林栀蹲在地上,胳膊搭着膝盖,下巴搁在胳膊上,隔着铁门的缝隙看那只猫。夕阳从她们身后斜着照过来,在铁门上拉出两道并排的影子,一高一矮,中间隔了一个拳头的距离。
“明天月考安排贴出来了。”她说。
“嗯,看到了。”
“我数学有点慌。”
顾淮偏过头来看她:“你不用慌。下周三才考,还有五天。你每天做三道题,我帮你检查,五天十五道,按你的基础,及格线没问题。”
“你帮我检查?”
“嗯,每天放学在这儿。”他指了指铁门,“你带了卷子来,我带了笔来,灰墙带着火腿肠来,每天十五分钟。”
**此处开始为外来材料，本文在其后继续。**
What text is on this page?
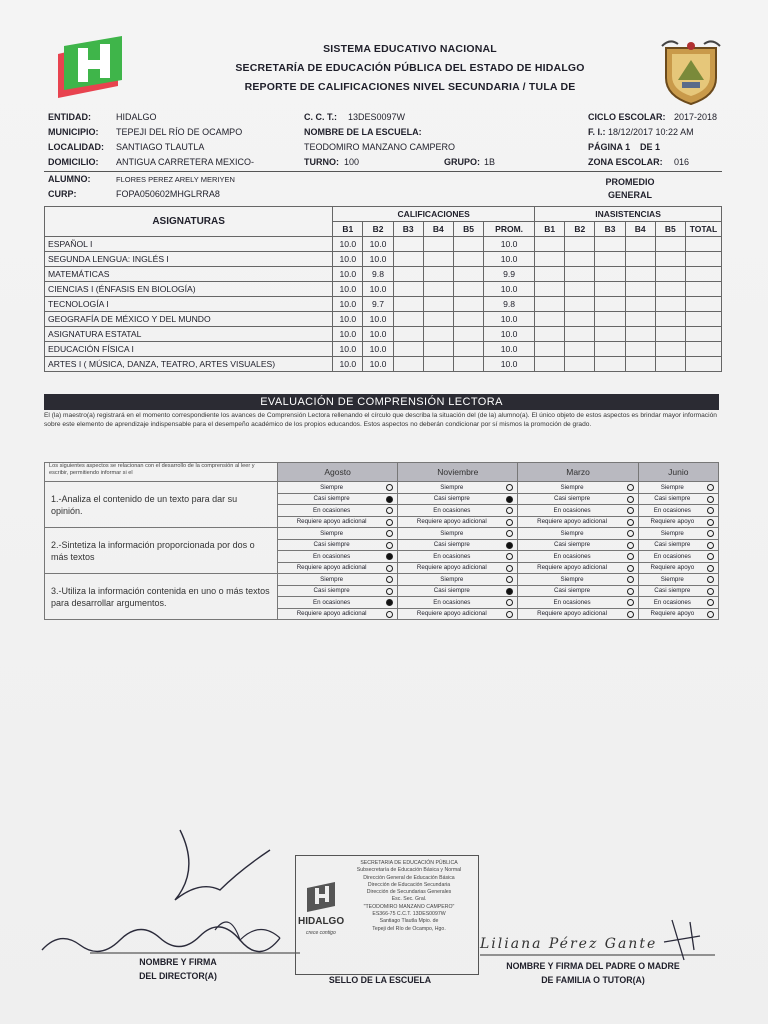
SISTEMA EDUCATIVO NACIONAL
SECRETARÍA DE EDUCACIÓN PÚBLICA DEL ESTADO DE HIDALGO
REPORTE DE CALIFICACIONES NIVEL SECUNDARIA / TULA DE
ENTIDAD:	HIDALGO
MUNICIPIO: TEPEJI DEL RÍO DE OCAMPO
LOCALIDAD: SANTIAGO TLAUTLA
DOMICILIO: ANTIGUA CARRETERA MEXICO-
C. C. T.: 13DES0097W
NOMBRE DE LA ESCUELA:
TEODOMIRO MANZANO CAMPERO
TURNO: 100	GRUPO: 1B
CICLO ESCOLAR: 2017-2018
F. I.: 18/12/2017 10:22 AM
PÁGINA 1 DE 1
ZONA ESCOLAR: 016
ALUMNO:	FLORES PEREZ ARELY MERIYEN
CURP:	FOPA050602MHGLRRA8
PROMEDIO GENERAL
ASIGNATURAS	CALIFICACIONES						INASISTENCIAS					
	B1	B2	B3	B4	B5	PROM.	B1	B2	B3	B4	B5	TOTAL
ESPAÑOL I	10.0	10.0				10.0						
SEGUNDA LENGUA: INGLÉS I	10.0	10.0				10.0						
MATEMÁTICAS	10.0	9.8				9.9						
CIENCIAS I (ÉNFASIS EN BIOLOGÍA)	10.0	10.0				10.0						
TECNOLOGÍA I	10.0	9.7				9.8						
GEOGRAFÍA DE MÉXICO Y DEL MUNDO	10.0	10.0				10.0						
ASIGNATURA ESTATAL	10.0	10.0				10.0						
EDUCACIÓN FÍSICA I	10.0	10.0				10.0						
ARTES I ( MÚSICA, DANZA, TEATRO, ARTES VISUALES)	10.0	10.0				10.0						
EVALUACIÓN DE COMPRENSIÓN LECTORA
El (la) maestro(a) registrará en el momento correspondiente los avances de Comprensión Lectora rellenando el círculo que describa la situación del (de la) alumno(a). El único objeto de estos aspectos es brindar mayor información sobre este elemento de aprendizaje indispensable para el desempeño académico de los propios educandos. Estos aspectos no deberán condicionar por sí mismos la promoción de grado.
Los siguientes aspectos se relacionan con el desarrollo de la comprensión al leer y escribir, permitiendo informar si el	Agosto	Noviembre	Marzo	Junio
1.-Analiza el contenido de un texto para dar su opinión.	Siempre	Siempre	Siempre	Siempre

	Casi siempre	Casi siempre	Casi siempre	Casi siempre

	En ocasiones	En ocasiones	En ocasiones	En ocasiones

	Requiere apoyo adicional	Requiere apoyo adicional	Requiere apoyo adicional	Requiere apoyo

2.-Sintetiza la información proporcionada por dos o más textos	Siempre	Siempre	Siempre	Siempre

	Casi siempre	Casi siempre	Casi siempre	Casi siempre

	En ocasiones	En ocasiones	En ocasiones	En ocasiones

	Requiere apoyo adicional	Requiere apoyo adicional	Requiere apoyo adicional	Requiere apoyo

3.-Utiliza la información contenida en uno o más textos para desarrollar argumentos.	Siempre	Siempre	Siempre	Siempre

	Casi siempre	Casi siempre	Casi siempre	Casi siempre

	En ocasiones	En ocasiones	En ocasiones	En ocasiones

	Requiere apoyo adicional	Requiere apoyo adicional	Requiere apoyo adicional	Requiere apoyo
NOMBRE Y FIRMA
DEL DIRECTOR(A)
HIDALGO
crece contigo
SECRETARIA DE EDUCACIÓN PÚBLICA
Subsecretaría de Educación Básica y Normal
Dirección General de Educación Básica
Dirección de Educación Secundaria
Dirección de Secundarias Generales
Esc. Sec. Gral.
"TEODOMIRO MANZANO CAMPERO"
ES366-75 C.C.T. 13DES0097W
Santiago Tlautla Mpio. de
Tepeji del Río de Ocampo, Hgo.
SELLO DE LA ESCUELA
Liliana Pérez Gante
NOMBRE Y FIRMA DEL PADRE O MADRE
DE FAMILIA O TUTOR(A)
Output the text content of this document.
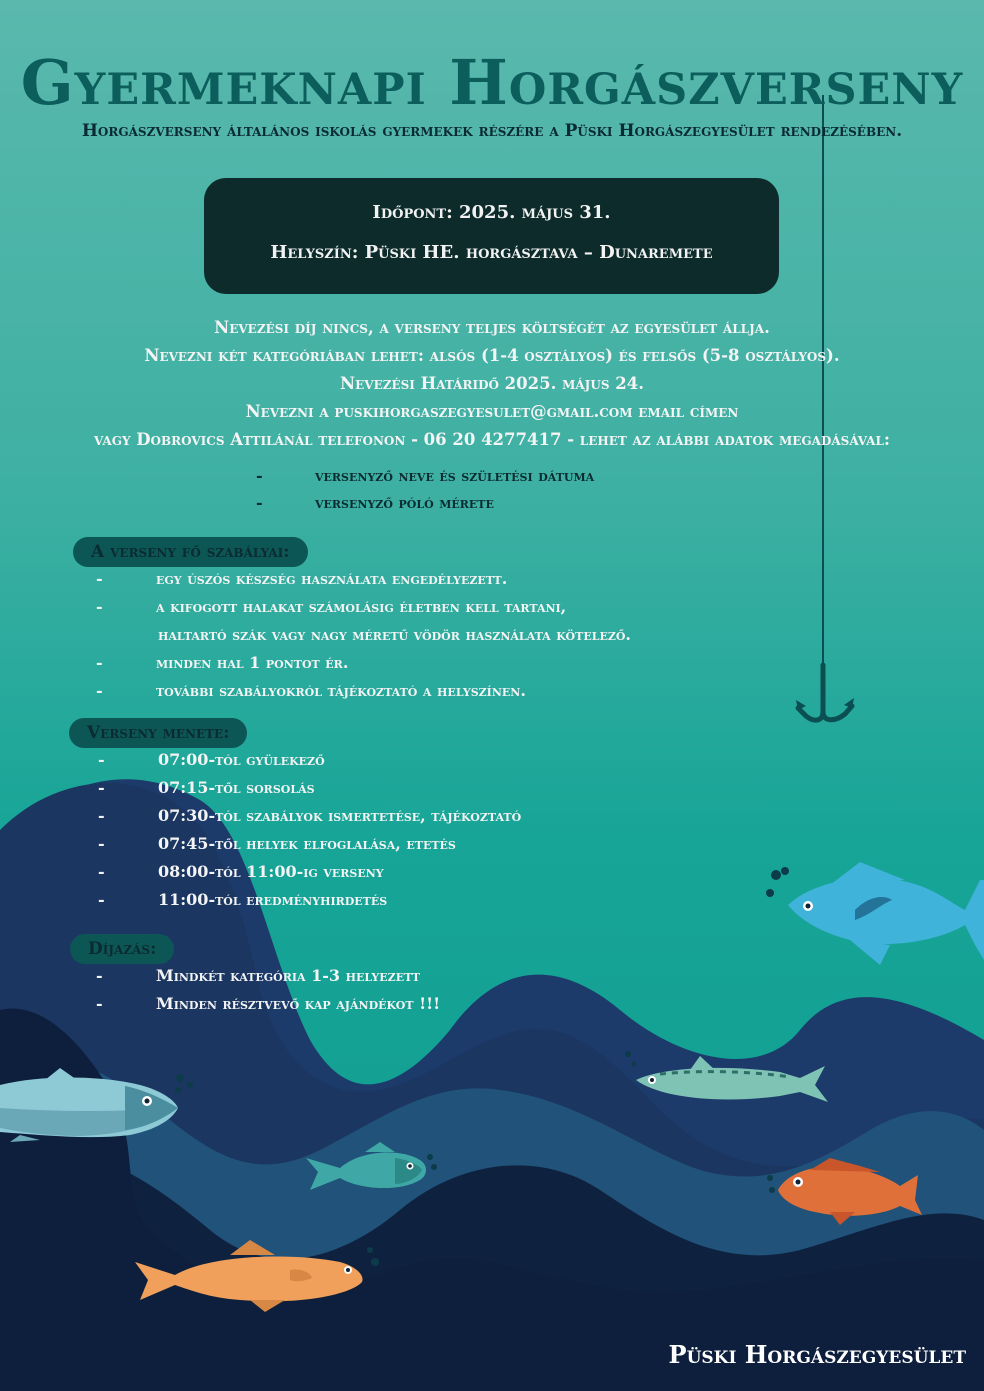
Gyermeknapi Horgászverseny
Horgászverseny általános iskolás gyermekek részére a Püski Horgászegyesület rendezésében.
Időpont: 2025. május 31.
Helyszín: Püski HE. horgásztava – Dunaremete
Nevezési díj nincs, a verseny teljes költségét az egyesület állja.
Nevezni két kategóriában lehet: alsós (1-4 osztályos) és felsős (5-8 osztályos).
Nevezési Határidő 2025. május 24.
Nevezni a puskihorgaszegyesulet@gmail.com email címen
vagy Dobrovics Attilánál telefonon - 06 20 4277417 - lehet az alábbi adatok megadásával:
-	versenyző neve és születési dátuma
-	versenyző póló mérete
A verseny fő szabályai:
-	egy úszós készség használata engedélyezett.
-	a kifogott halakat számolásig életben kell tartani,
haltartó szák vagy nagy méretű vödör használata kötelező.
-	minden hal 1 pontot ér.
-	további szabályokról tájékoztató a helyszínen.
Verseny menete:
-	07:00-tól gyülekező
-	07:15-től sorsolás
-	07:30-tól szabályok ismertetése, tájékoztató
-	07:45-től helyek elfoglalása, etetés
-	08:00-tól 11:00-ig verseny
-	11:00-tól eredményhirdetés
Díjazás:
-	Mindkét kategória 1-3 helyezett
-	Minden résztvevő kap ajándékot !!!
Püski Horgászegyesület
林栀侧过头看他。夕阳的光从他身后照过来,他的脸逆着光看不太清表情,但那双眼睛亮着,里面映着一点点她自己的影子。
“那你图什么?”她问,“你图包子吗?”
“图包子。”他说,“还有豆浆。”
她低下头笑了一下。灰墙在铁门那边打了个哈欠,露出粉色的舌尖和尖尖的小牙,然后又阖上嘴趴下了,下巴搁在前爪上,琥珀色的眼睛半眯着看着他们俩。
过了两秒顾淮又开口了:“你月考要是数学及格了,我请你喝一个星期的豆浆。”
“一个星期?”
“七天。每天一杯。学校门口那家豆浆铺的,他家现磨的比盒装好喝。”
林栀蹲在地上,下巴抵着胳膊,心里有块地方被慢慢捂热了。她侧过头看着铁门缝隙里的灰墙:“那你考什么?你不用说目标就是年级第一吧?”